SUNA was youngest at 74

SUNA logoIn the year 1870, switchmen employed on the railroads around the city of Chicago worked 12 hours a day every day in the month for $50. Realizing their helplessness in bargaining with their railroad employers on an individual basis, switchmen began to band together in an organization of their own in the Chicago yards.

In August 1877 these Chicago switchmen formed a Switchmen’s Association.

As the need for a national organization became evident, a large number of representative switchmen met in Chicago in February 1886, and formed the Switchmen’s Mutual Aid Association of the United States of America.
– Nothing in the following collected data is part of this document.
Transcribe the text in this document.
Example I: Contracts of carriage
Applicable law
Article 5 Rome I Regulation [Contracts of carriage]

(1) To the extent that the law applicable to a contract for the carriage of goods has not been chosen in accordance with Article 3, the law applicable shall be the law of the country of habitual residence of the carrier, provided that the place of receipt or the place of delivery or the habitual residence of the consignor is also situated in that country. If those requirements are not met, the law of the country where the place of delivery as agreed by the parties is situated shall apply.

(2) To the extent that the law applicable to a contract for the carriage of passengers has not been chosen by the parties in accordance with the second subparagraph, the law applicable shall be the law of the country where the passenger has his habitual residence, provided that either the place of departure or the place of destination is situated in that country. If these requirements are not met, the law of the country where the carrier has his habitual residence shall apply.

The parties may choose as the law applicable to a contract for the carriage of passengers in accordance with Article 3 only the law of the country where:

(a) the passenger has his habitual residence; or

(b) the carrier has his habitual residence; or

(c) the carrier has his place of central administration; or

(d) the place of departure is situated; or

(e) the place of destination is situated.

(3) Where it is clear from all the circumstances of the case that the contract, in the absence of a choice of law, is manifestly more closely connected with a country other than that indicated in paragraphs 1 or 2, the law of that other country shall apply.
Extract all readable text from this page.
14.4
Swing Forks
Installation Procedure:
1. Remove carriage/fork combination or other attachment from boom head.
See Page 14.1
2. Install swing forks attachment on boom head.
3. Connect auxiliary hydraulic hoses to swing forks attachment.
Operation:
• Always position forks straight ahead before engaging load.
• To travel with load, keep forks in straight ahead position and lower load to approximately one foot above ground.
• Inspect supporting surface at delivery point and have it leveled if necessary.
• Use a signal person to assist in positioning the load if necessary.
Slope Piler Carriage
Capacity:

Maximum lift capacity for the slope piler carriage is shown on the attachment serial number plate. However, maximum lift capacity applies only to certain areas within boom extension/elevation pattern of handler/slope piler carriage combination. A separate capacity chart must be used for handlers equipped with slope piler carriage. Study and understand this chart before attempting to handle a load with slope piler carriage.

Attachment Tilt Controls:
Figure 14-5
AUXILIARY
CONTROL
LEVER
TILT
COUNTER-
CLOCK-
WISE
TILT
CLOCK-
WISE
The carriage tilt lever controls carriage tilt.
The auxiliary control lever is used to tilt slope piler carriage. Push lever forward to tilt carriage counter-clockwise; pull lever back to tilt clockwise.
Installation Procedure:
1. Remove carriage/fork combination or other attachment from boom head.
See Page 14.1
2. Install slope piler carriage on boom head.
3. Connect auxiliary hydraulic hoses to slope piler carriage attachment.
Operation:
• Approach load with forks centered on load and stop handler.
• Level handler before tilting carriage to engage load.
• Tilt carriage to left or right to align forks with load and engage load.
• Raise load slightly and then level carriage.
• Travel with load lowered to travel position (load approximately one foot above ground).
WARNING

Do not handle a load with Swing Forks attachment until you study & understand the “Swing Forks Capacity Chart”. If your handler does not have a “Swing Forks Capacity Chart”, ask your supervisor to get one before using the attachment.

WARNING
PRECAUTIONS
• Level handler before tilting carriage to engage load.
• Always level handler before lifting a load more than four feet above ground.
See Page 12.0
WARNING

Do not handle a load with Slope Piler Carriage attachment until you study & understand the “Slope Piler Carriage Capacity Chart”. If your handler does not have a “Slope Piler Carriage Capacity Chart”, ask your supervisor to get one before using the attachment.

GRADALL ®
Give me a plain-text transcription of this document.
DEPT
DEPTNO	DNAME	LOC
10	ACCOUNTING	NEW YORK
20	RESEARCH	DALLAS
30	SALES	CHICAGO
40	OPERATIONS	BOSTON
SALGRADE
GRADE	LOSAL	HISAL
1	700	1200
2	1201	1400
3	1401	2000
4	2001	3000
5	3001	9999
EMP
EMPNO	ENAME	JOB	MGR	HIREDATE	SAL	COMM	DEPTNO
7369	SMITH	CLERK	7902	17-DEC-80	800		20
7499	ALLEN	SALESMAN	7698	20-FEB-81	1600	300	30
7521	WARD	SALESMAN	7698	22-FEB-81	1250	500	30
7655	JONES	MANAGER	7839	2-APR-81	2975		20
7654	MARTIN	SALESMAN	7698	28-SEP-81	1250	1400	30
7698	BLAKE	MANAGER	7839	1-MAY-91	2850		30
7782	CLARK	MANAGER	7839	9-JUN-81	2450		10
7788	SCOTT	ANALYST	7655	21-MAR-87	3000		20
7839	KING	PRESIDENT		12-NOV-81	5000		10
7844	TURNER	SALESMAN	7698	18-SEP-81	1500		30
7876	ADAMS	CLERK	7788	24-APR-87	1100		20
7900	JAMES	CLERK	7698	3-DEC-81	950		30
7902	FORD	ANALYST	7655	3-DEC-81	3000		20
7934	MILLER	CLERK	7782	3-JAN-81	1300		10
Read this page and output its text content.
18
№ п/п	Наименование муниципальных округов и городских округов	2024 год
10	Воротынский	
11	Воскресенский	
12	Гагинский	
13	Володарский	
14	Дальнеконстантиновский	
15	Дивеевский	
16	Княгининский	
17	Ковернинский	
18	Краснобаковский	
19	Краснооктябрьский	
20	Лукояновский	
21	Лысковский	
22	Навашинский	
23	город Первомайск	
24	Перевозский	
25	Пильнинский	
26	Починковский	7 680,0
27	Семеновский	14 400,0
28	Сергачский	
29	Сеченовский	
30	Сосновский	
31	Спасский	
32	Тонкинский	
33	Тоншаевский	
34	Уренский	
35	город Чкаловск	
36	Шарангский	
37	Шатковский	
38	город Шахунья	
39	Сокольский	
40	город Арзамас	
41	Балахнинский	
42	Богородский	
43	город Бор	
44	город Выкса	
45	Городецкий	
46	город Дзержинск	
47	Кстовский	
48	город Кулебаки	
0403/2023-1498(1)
The lockout on the Chicago North Western Railroad, and the disastrous strike of 1888 on the Chicago, Burlington and Quincy Railroad, brought about an untimely death of the Switchmen’s Mutual Aid Association in July 1894.

On October 23, 1894, a meeting of various locals of switchmen in Kansas City led to the establishment of the Switchmen’s Union of North America. In October 1968, SUNA celebrated its 74th year of serving the interest of railroad switchmen and their families.

The Switchmen’s Union affiliated with the DIM American Federation of Labor on July 12, 1906, and for almost 50 years was the only railroad operating union affiliated with the AFL. SUNA was a charter member of the Railway Labor Executives’ Association, having joined this group in 1926. It is one of the founders and owners of “Labor” newspaper as well as the Union Labor Life Insurance Company.

SUNA has also been affiliated with the Canadian Labor Congress since the year 1935. Officers of the union throughout its long history have actively participated in every concerted effort by labor to advance the welfare of the workers of this country. The Switchmen’s Union is justly proud of the historical role it has played in developing a better America for all to live and work in.

Historically, the Switchmen’s Union has taken pride in the fact that it is organized along craft lines to improve the wages and working conditions of switchmen, that it has a long history of militant action against the excesses of railroad management and a tradition of joining with others to protect and advance the economic and political rights of all workers and, thirdly, that it is a democratic organization in which each member has a voice in the policies and operations of his union.

SUNA’s watchword for more than 70 years was, “The injury of one is the concern of all.” It remains today as the “warp and woof” of the Switchmen’s Union.